– La “femmena furèsta” ammalia e conquista il pubblico del Medimex facendo incontrare l’elettronica con la tammurriata, portando uno spirito giovane e moderno in un’anima antica
– «Mi chiamo La Niña perché, anche se sono una donna forte e cresciuta, c’è una parte di me che vorrebbe solo essere quella bambina che sta nel suo giardino a guardare la natura e gli animali»
Quattro donne sul palco fra tammorre, nacchere, flauti, chitarre. E stupende voci. Tutte coperte di stracci neri, come i loro capelli. Poi ci sono una tastiera e una parte elettronica, l’unico spazio in cui un uomo fa capolino. Perché le protagoniste sono loro le “femmene furèste”, selvagge, indomabili. Gatte nere che tirano subito fuori i loro artigli per graffiare. Animali da palcoscenico dalla fisicità profonda e magnetica. Streghe sensuali e carnali, pronte a trasformare l’Eden in un inferno.
A guidarle è la chanteuse distopica Carola Moccia, classe ‘91, in arte La Niña, un passato nel duo Yombe, con Alfredo Mataluno, ancora oggi al suo fianco. È “the next big thing” della scena italiana, un «incrocio tra FKA Twigs e Teresa De Sio», ha azzardato qualcuno, cercando di definire l’indefinibile, quanto adrenalitico ed emozionante, punto di incontro tra elettronica e tammurriate, Pino Daniele e Maria Nazionale, i mandolini di Murolo e il blues di James Senese, melodia e ritmo, serenate e post-trip hop, Nuova Compagnia di Canto Popolare e rap, la tarantella del popolo e la procacità di Sophia Loren.
La Niña ha aggiunto fashion e bellezza alla musica folk, rende urban le villanelle, canta con il vocoder la tradizione classica napoletana di Maruzzella, come può essere semplice e tradizionale nella serenata da “posteggia” Era de maggio (con l’inatteso accompagnamento del garrito dei gabbiani). Porta uno spirito giovane e moderno in un’anima antica.
È un concerto minimale, l’allestimento è inesistente, alla luce del tramonto. La musica è talmente teatrale che non ha bisogno di visual, scenografie. Lo sfondo è quello della corte del Castello Aragonese di Taranto, che ospita la rassegna di world music “Le strade del Mediterraneo” ideata da Antonio Diodato per il Medimex 2025.
Si balla tanto (fin dall’inizio invita il pubblico ad alzarsi con ‘O ballo d’’e ‘mpennate) e si ascolta (il giusto). La Niña racconta i brani e li canta con voce cristallina, impeccabile. «Mi chiamo La Niña perché, anche se sono una donna forte e cresciuta, c’è una parte di me che vorrebbe solo essere quella bambina che sta nel suo giardino a guardare la natura e gli animali», dice introducendo Oinè.

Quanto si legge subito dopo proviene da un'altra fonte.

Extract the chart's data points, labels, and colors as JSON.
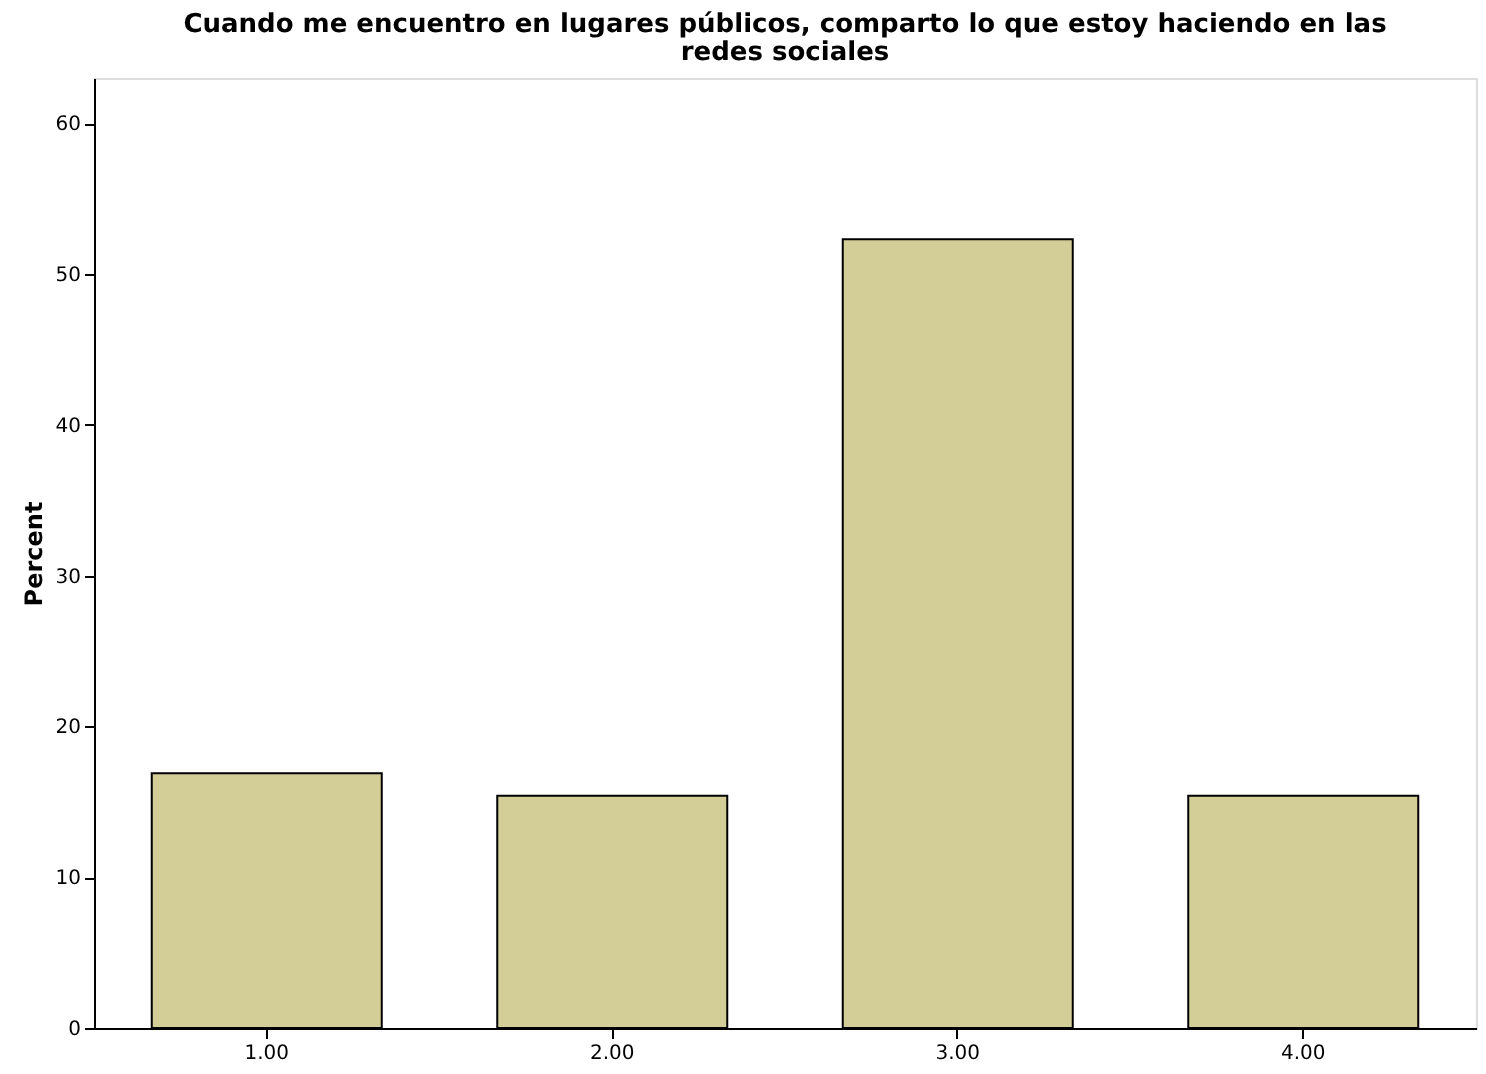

Pica Pica rappresenta la testardaggine, Manalonga è la depressione, Salomè è un inno femminista in cui danza del ventre e rap s’intrecciano. Fortuna è la storia di una donna migrante, e fra una bandiera palestinese sventola fra il pubblico.
La Niña usa tutti i topoi classici della canzone popolare e in questo innova poco: la terra, il dolore, la nostalgia, la ricerca di una promessa migliore, l’amore anelato. Nelle canzoni di Furèsta si sente tutto l’attaccamento alle radici, il frutto di un’infanzia confusa «in cui l’unico conforto erano i gatti». È una donna di mondo e una donna di nido che vuole tutto, ma soffre per la cosa più vecchia del mondo, l’amore.
Il finale è un’apoteosi con Guapparìa e Figlia d’ ’a tempesta. “Pecché so’ nata femmena, pecché so’ nata / Ce sta chi me vo’ prena, chi me vo’ ‘nzurata / So’ figlia d’a tempesta e nun me ponn’ ‘ncatenà / Faciteme passà, faciteme passà”.
Facitela passà. E inchinatevi davanti a codesta bellezza e bravura.